In bester Form präsentierte sich aber auch Domenika Mayer, die direkt hinter Deborah Schöneborn auf Rang vier einlaufend eine Kandidatin für die DLV-Mannschaft in der Frauenklasse ist. Gemäß den Nominierungsrichtlinien des DLV dürfen die ersten drei der Männer und Frauen sowie der U23-Klassen allesamt auf eine Nominierung für die Cross-EM hoffen. Sollte ein Team für die Mannschaftswertungen nach Portugal entsendet werden, können sogar fünf Athleten nominiert werden.
Mit einem mutigen Vorstoß gewann Florian Bremm die U20-Konkurrenz über 6.600 m vor dem final mächtig aufkommenden 3.000-m-Europameister Elias Schreml, der im Ziel gerade einmal zwei Sekunden zurücklag. Der Sindelfinger Paul Specht hat als Dritter ebenfalls das Ticket für Lissabon gelöst, der Vierte im Bunde wird der deutsche Cross- und Berglaufmeister Dominik Müller sein, der im Startgetümmel einen Tritt in die Achillessehne bekam und das Rennen mit weiteren Blessuren abgeschlagen beendete, sich aber bereits als Sieger des Pforzheim-Cross vor Wochenfrist für die Europameisterschaften qualifizieren konnte.
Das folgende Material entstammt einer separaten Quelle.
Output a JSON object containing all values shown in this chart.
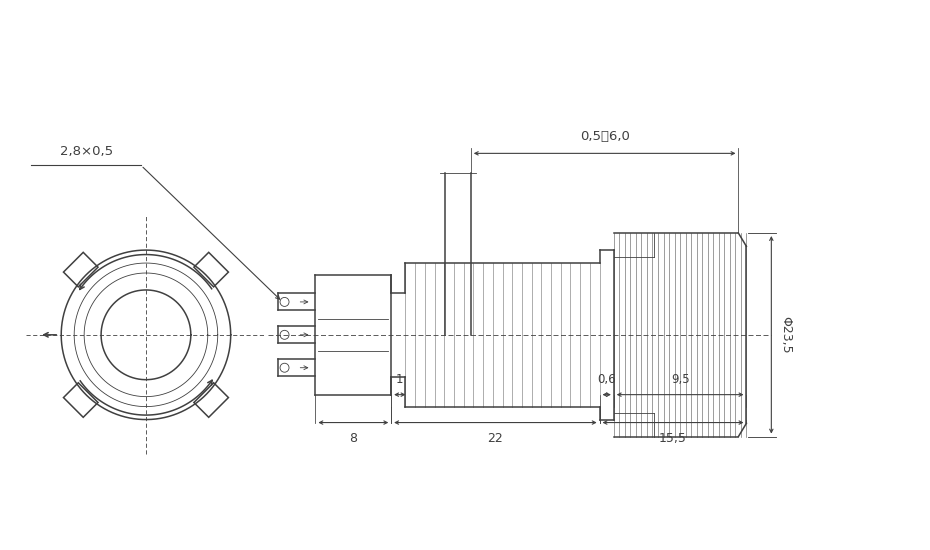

In Top-Form präsentierte sich Josina Papenfuß in Darmstadt und gewann die U20-Klasse über 4.200 m vor der für die Schweiz in Lissabon antretende Sybille Häring. Mit den auf den nächsten Plätzen folgenden Blanka Dorfel und Anneke Vortmeier konnten sich weitere starke Läuferinnen für Lissabon qualifizieren.
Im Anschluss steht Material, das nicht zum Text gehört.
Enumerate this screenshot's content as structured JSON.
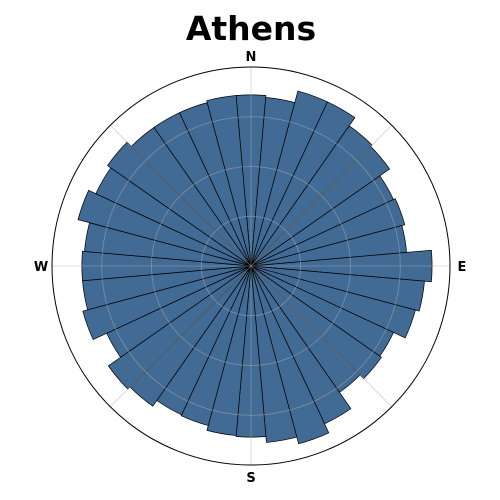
{
  "chart_data": {
    "type": "polar_bar",
    "title": "Athens",
    "direction_labels": [
      "N",
      "E",
      "S",
      "W"
    ],
    "theta_zero": "north",
    "theta_direction": "clockwise",
    "bin_count": 36,
    "bin_width_deg": 10,
    "bin_centers_deg": [
      0,
      10,
      20,
      30,
      40,
      50,
      60,
      70,
      80,
      90,
      100,
      110,
      120,
      130,
      140,
      150,
      160,
      170,
      180,
      190,
      200,
      210,
      220,
      230,
      240,
      250,
      260,
      270,
      280,
      290,
      300,
      310,
      320,
      330,
      340,
      350
    ],
    "values": [
      172,
      170,
      182,
      182,
      172,
      170,
      158,
      160,
      157,
      182,
      175,
      171,
      158,
      160,
      155,
      175,
      185,
      178,
      172,
      171,
      166,
      165,
      172,
      175,
      160,
      175,
      170,
      170,
      168,
      180,
      172,
      176,
      170,
      170,
      170,
      172
    ],
    "rlim": [
      0,
      200
    ],
    "r_grid": [
      50,
      100,
      150
    ],
    "angle_grid_deg": [
      0,
      45,
      90,
      135,
      180,
      225,
      270,
      315
    ],
    "bar_color": "#416a95",
    "bar_edge_color": "#000000",
    "grid_color": "#b0b0b0"
  }
}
Doch bevor die Europameisterschaften in den Fokus rücken, steht für Elias Schreml und Josina Papenfuß noch eine besondere Auszeichnung an: Die beiden Talente werden übrigens am kommenden Freitag (29.) in Tübingen mit dem GRR-Nachwuchs-Förderpreis 2019 ausgezeichnet.
In den Nachwuchsrennen hatten natürlich die einheimischen Läufer einen überaus schweren Stand, denn auch diese Läufe sind inzwischen längst zu einem Stell-dich-ein der nationalen Spitze geworden.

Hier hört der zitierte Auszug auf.